Setembro Amarelo – O poder da coercitividade imposta ao indivíduo no trânsito: uma visão analógica de durkheim

Abimadabe Vieira*

setembro/2020

 

O mês de setembro ficou previsto para realização das ações presenciais do mês de maio (Maio Amarelo 2020) – Movimento que tem a proposta de chamar atenção da sociedade para os altos índices de mortes e lesionados no trânsito. Além disso, o Código de Trânsito Brasileiro prevê a Semana Nacional de Trânsito, a qual é comemorada anualmente nos dias 18 a 25 de setembro, nesse ano de 2020, a ação trará o tema “PERCEBA O RISCO, PROTEJA A VIDA”.

Apesar disso, a pandemia do COVID-19 continua sendo uma ameaça de grande contágio à população. Sendo assim, o trabalho de educação para o trânsito continuará de forma digital em redes sociais até a normalidade.

No Brasil, segundo os dados do Ministério da Saúde em 2019, morreram 30.371 pessoas em decorrência do trânsito brasileiro. Desse modo, o combate a essas tendências e padrões culturais, é imperiosa a necessidade de retificação desses índices através de campanhas impactantes e de grande alcance para todos os brasileiros.

Portanto, é prudente destacar que atitudes perigosas ao volante seguidas através dos fatores de risco como excesso de velocidade, embriaguez ao volante, celular no trânsito e não uso do capacete, são padrões de comportamento errôneos e irresponsáveis, as quais elevam os índices de eventos dolosos ou culposos que impactam negativamente a qualidade de vida da população. Todavia, muitos desses fatores são decorrentes do mal exemplo expostos como vitrines pela atual sociedade, principalmente, familiar.

Através desse contexto persuasivo, pode-se inserir a Coercitividade como um fato social analisado pelo sociólogo Émile Durkheim, a qual afirma que estruturas coletivas exercem um tipo de pressão no indivíduo a fim de moldá-lo para sua própria percepção.

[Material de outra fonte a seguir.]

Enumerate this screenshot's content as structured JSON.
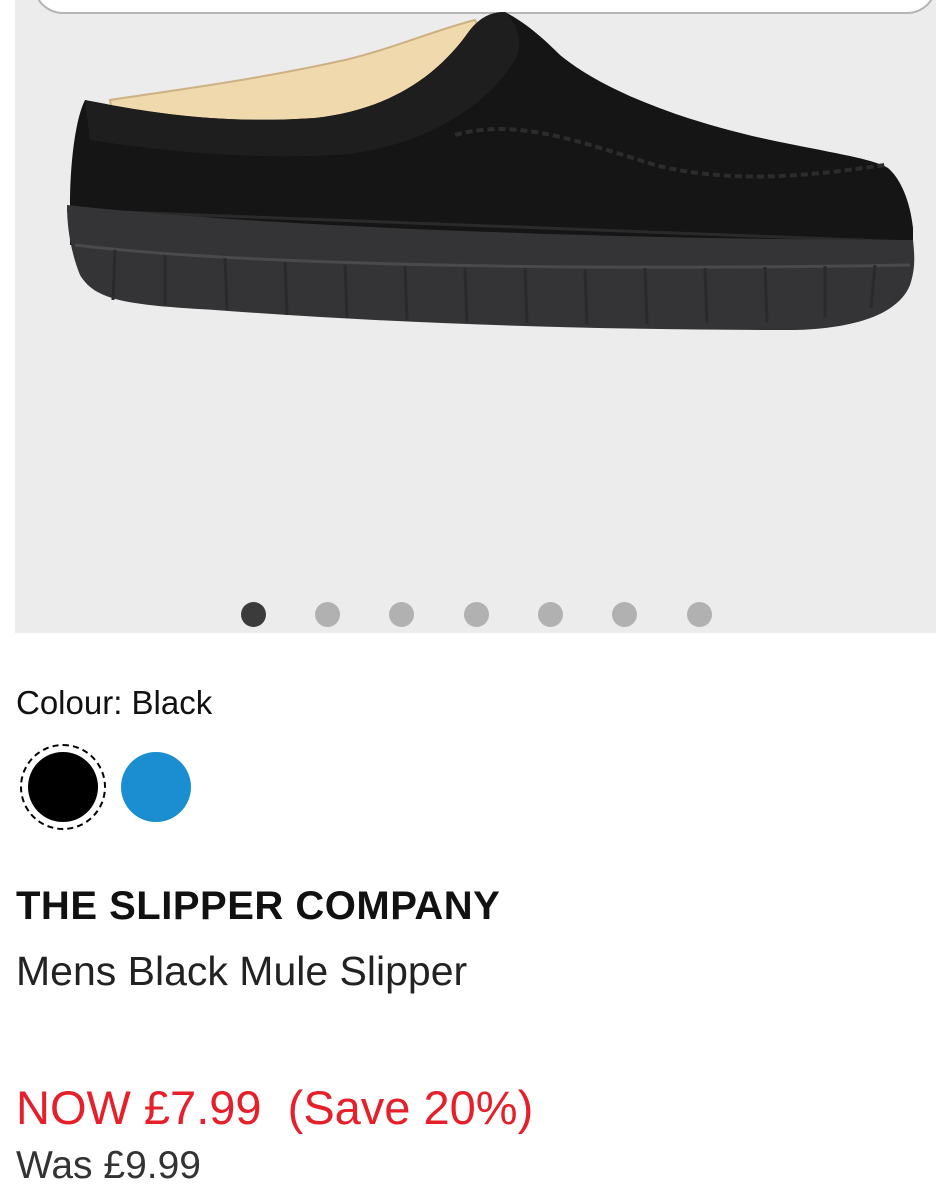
{
  "gallery": {
    "image_alt": "Mens Black Mule Slipper",
    "slide_count": 7,
    "active_slide": 1
  },
  "colour": {
    "label": "Colour: Black",
    "options": [
      {
        "name": "Black",
        "hex": "#000000",
        "selected": true
      },
      {
        "name": "Blue",
        "hex": "#1a8ed0",
        "selected": false
      }
    ]
  },
  "product": {
    "brand": "THE SLIPPER COMPANY",
    "name": "Mens Black Mule Slipper"
  },
  "pricing": {
    "now": "NOW £7.99",
    "save": "(Save 20%)",
    "was": "Was £9.99",
    "sale_color": "#e5202a"
  }
}
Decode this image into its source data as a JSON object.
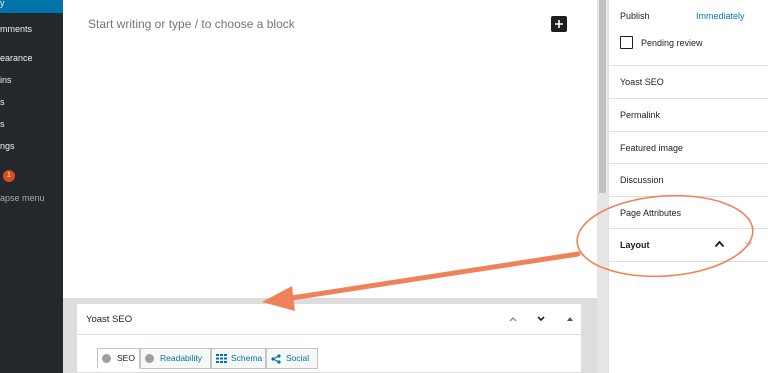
{
  "admin_menu": {
    "items": [
      {
        "label": "y"
      },
      {
        "label": "mments"
      },
      {
        "label": "earance"
      },
      {
        "label": "ins"
      },
      {
        "label": "s"
      },
      {
        "label": "s"
      },
      {
        "label": "ngs"
      },
      {
        "label": ""
      },
      {
        "label": "apse menu"
      }
    ],
    "badge_count": "1"
  },
  "editor": {
    "placeholder": "Start writing or type / to choose a block",
    "add_block_icon": "plus-icon"
  },
  "metabox": {
    "title": "Yoast SEO",
    "tabs": [
      {
        "label": "SEO",
        "icon": "circle-dot-icon"
      },
      {
        "label": "Readability",
        "icon": "circle-dot-icon"
      },
      {
        "label": "Schema",
        "icon": "grid-icon"
      },
      {
        "label": "Social",
        "icon": "share-icon"
      }
    ]
  },
  "settings": {
    "publish_label": "Publish",
    "publish_value": "Immediately",
    "pending_review_label": "Pending review",
    "panels": [
      {
        "label": "Yoast SEO"
      },
      {
        "label": "Permalink"
      },
      {
        "label": "Featured image"
      },
      {
        "label": "Discussion"
      },
      {
        "label": "Page Attributes"
      },
      {
        "label": "Layout"
      }
    ]
  },
  "colors": {
    "admin_bg": "#23282d",
    "accent_blue": "#007cba",
    "annotation_orange": "#f0825a",
    "badge_red": "#d54e21"
  }
}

Dessa forma, pode-se agregar esse paradigma ao trânsito, pois entende-se que atitudes incorretas influenciam uma sociedade desinformada, gerando mais mortes e lesões nesse cenário. Com isso, configura-se uma postura antiética executada muitas vezes pelo próprio indivíduo tornando-se vítima das suas próprias ações inconsequentes.

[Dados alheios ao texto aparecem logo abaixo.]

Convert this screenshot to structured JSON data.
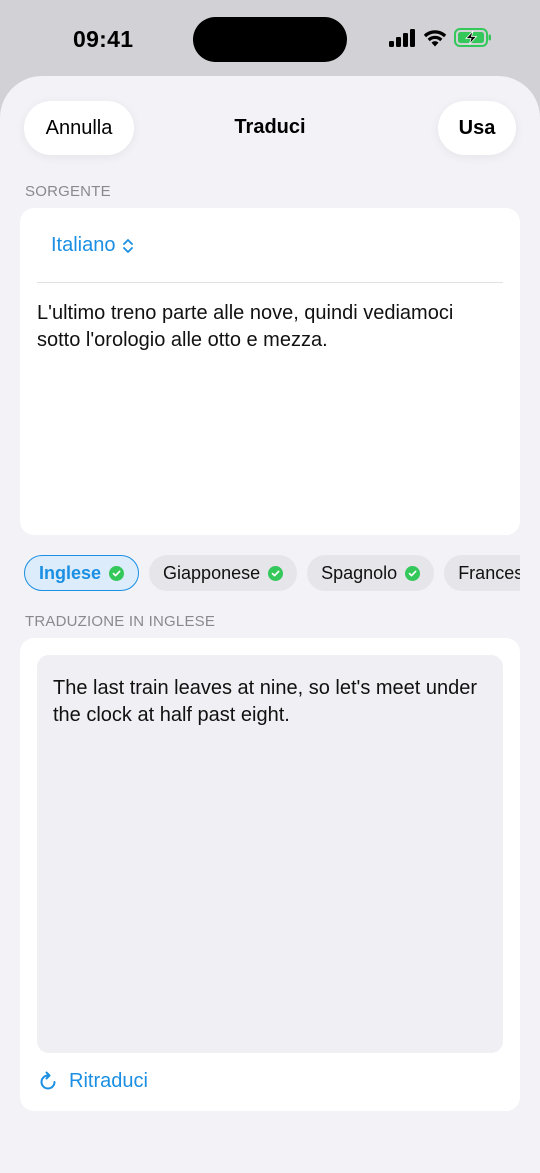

Com base no exposto, ações educativas são necessárias para a mudança desse cenário caótico de sinistralidades e óbitos, por meio de campanhas educativas de conscientização como materiais educativos de prevenção abordando os principais fatores que geram acidentes, como também podcast que podem ser divulgados em toda mídia, essa campanha também pode ser contemplada com BUSDOOR, OUTDOOR, folders e cartazes, além da inserção de aulas remotas lúdicas sobre a temática para as escolas das três redes de ensino. Com isso, essa busca incessante por mais segurança no trânsito, será um diferencial para o futuro de uma sociedade informada e consciente sobre o trânsito.

 

*Abimadabe Vieira é representante estadual do Maio Amarelo na Paraíba;

Observadora Certificada pelo OBSERVATÓRIO Nacional de Segurança Viária;

Subgerente da Educação para o Trânsito na SEMOB-Cabedelo/Paraíba.